Countries with Freedom of Information laws “have lower incidence of corruption” and a better quality of life than nations that just recently enforced such a measure or have none at all, according to a study by former Inquirer reporter Edson Tandoc Jr., a Fulbright scholar and doctoral candidate at the Missouri School of Journalism.
If reminders of his previous words still fail to prod President Aquino to act more quickly on the long-pending FOI bill, perhaps that piece of empirical evidence will do, given how he is said to be such a stickler for facts and figures during Cabinet meetings, as the Malacañang press office often points out.
Like his mother who famously said she hated unsolicited advice, Mr. Aquino appears to become even more stubborn the more he is badgered about a particular matter. As in the reproductive health bill, which got a definitive push from Malacañang only at the last minute, he seems to like taking his time to consider the matter at hand. That has been his stance vis-à-vis the Freedom of Information bill, a piece of legislation he championed on the campaign trail when he was wooing the public to vote for him as, in effect, the corrective replacement to the preceding nine-year regime that was badly marked by corruption scandals. The public took him at his word then, that his prospective administration would be distinguished from its predecessor by the honesty and transparency he would bring to Malacañang. The linchpin of that anticorruption governance, he promised the nation, was a law that would afford ordinary citizens the power to check for themselves the records of government transactions made in their name and paid for with their hard-earned taxes. The FOI bill was envisioned to bring a long-delayed measure of accountability to government conduct, making concrete Mr.

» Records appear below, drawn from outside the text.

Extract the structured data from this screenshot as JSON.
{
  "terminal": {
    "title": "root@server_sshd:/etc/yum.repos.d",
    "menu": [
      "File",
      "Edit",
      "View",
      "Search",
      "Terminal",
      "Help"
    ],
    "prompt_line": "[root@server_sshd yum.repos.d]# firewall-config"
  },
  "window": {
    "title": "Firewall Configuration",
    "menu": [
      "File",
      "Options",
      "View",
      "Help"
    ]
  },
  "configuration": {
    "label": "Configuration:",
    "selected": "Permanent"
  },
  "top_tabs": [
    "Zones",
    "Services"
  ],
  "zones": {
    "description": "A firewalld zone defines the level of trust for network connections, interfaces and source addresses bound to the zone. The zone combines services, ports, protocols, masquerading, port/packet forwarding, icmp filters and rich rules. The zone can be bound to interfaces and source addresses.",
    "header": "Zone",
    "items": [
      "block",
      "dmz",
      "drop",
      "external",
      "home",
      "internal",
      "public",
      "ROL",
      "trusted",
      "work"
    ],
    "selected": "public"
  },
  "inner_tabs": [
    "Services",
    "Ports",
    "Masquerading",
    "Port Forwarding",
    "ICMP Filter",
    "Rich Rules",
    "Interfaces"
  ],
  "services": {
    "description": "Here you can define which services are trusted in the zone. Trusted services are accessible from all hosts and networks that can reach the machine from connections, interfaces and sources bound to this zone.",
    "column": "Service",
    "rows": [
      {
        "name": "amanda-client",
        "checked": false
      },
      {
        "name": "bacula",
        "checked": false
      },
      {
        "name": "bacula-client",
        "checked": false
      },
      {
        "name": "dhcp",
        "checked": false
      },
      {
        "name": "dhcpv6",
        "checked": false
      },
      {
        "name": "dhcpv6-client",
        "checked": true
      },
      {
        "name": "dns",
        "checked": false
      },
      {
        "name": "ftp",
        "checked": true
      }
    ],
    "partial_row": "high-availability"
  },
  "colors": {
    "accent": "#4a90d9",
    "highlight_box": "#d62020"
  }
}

Aquino’s vow of “daang matuwid” for his administration.
That hasn’t happened yet. In the last three years, despite a sustained public clamor for Congress to pass the FOI bill, Mr. Aquino has chosen to dither, refusing to certify it as an urgent piece of legislation and even failing to mention it in his latest State of the Nation Address. He has publicly walked back on his support for the bill, expressing reservations about the possible adverse effect it might have on the efficiency and orderliness of daily government work—as if the current system could stand as a model for such. He would like more time to study the pros and cons of empowering ordinary citizens to seek out public records, he has said; and with that, already midway into his term, the clock simply running out on the bill has become more and more a distinct possibility.
Tandoc compared the 2010 standings of 168 countries in the United Nations Human Development Index, Transparency International’s corruption perception index, and the Center for Law and Democracy, an organization that monitors such issues as respect for human rights and access to information in nations across the globe.
“The study shows that countries with mature FOI laws tend to have much lower corruption levels and higher standards of living than countries with younger laws, or no laws at all,” Tandoc said. But he pointed out that such legislation should not be seen as a quick fix: “The right to information should be used as a form of regular check on the government to prevent abuses instead of being considered … a last resort when corruption has already worsened.”
While the Philippines improved its ranking by 24 points in the latest (2012) corruption perception survey by Transparency International, its 105th place among 174 countries still tied it with countries such as Mali and Algeria and put it worlds away from its Southeast Asian neighbors such as Singapore (fifth), Brunei (46th), Malaysia (54th), and Thailand (88th).
Tandoc’s study won first place in the Moeller Student Competition of the Mass Communication and Society Division for the 2013 Association for Education in Journalism and Mass Communication, an international organization of journalism educators. It supports what the public has long intuitively known—that a Freedom of Information law that considers the citizenry as active partners in governance would only be good for a country such as the Philippines. Failing to enact one would be a signal dereliction of duty for the Aquino administration.